Look, I know it’s easy to just buy a jar of sauce at the store, but ever since I’ve been making this, it’s really hard for me to justify it! This is so much better, and it takes barely any work at all! The only chopping is mincing some garlic, aside from that it’s just throwing stuff in a pan!

And of course, it can be customized to your taste, another reason it’s better than store-bought! You can make it in bulk on Sunday and have a delicious Red Sauce in Pasta or Sandwiches all week!
INGREDIENTS FOR Quick & Easy red Sauce
- The Tomatoes – I tested this sauce out with Passata and Crushed Tomatoes. Passata is the smoothest and tastes the best (though you can easily just season the Crushed Tomatoes more too). Crushed Tomatoes are great for a chunkier sauce.
- Garlic – We’ll also do some fresh minced garlic. You can sub out for some Garlic Powder for an easier option too!
- Seasonings – After that, it’s really up to you how you want to season it. I like to use some Italian Seasoning, Onion Powder and Nutritional Yeast. I’ll also add some Calabrian Chiles for heat, and Mushroom Seasoning for more umami. And then finish with fresh herbs like Basil or Parsley.
how to make a Red Sauce in 20 minutes or less!
Fry the tomato paste and garlic.
Add in the Passata or Crushed Tomatoes.
Next add in all the seasonings, and fresh herbs.
Store in the fridge for up to 1 week. Use with pasta or sandwiches, or anything you like!
Other Recipes You’ll Dig!
Storage
Refrigerate in an airtight container, and eat within a week, or freeze for up to 6 months. Reheat on the stovetop or microwave.
If you made and enjoyed this recipe, please leave a rating & review! It really helps out the blog and it makes my day, thank you!

Red Sauce (Marinara)
Ingredients
- 2 Tbsp Olive Oil
- 2 Tbsp Tomato Paste
- 4 Garlic Cloves (minced)
- 24 – 28 oz. Passata or Crushed Tomatoes (See Notes)

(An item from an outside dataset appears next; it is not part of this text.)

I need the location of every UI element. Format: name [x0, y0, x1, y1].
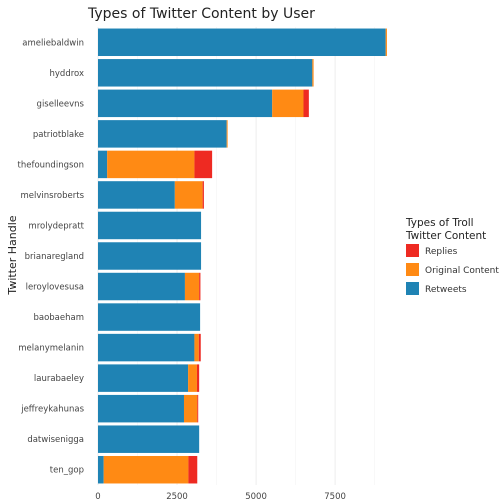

- 1 – 2 tsp Italian Seasoning
- 1/2 tsp Onion Powder
- 1 – 2 Tbsp Nutritional Yeast
- 1 Tbsp Sugar (if needed)
- 1 – 2 tsp Calabrian Chiles (optional for heat)
- 1 tsp Mushroom Seasoning (optional for umami)
- 2 Tbsp Fresh Chopped Basil or Parsley
- Salt & Pepper
Instructions
- Add the olive oil and tomato paste to a cold pan and heat up over medium heat. I recommend a cold pan as adding tomato paste to a hot pan can cause it to splatter quite a bit.
- Once tomato paste starts to sizzle stir it and cook it for about 2 minutes, then add in the minced garlic and stir to incorporate. Cook for 1 minute then add in the Passata or Crushed Tomatoes and stir together.
- Next add in all the seasonings. I recommend starting with the smaller measurements and adding more as you like. Calabrian Chiles are good if you want a spicier sauce, otherwise, leave them out.
- Taste and adjust for seasoning. If the tomatoes are too acidic, you can add some sugar, I will typically add 1 Tbsp and that will cut the acidity nicely.
- Add in any fresh herbs and taste for final seasoning.
- NOTE: You can easily double this recipe if you are cooking for more than 1 – 2 people. Store in the fridge for up to 1 week, or freeze for up to 6 months. Use with pasta or sandwiches, or anything you like!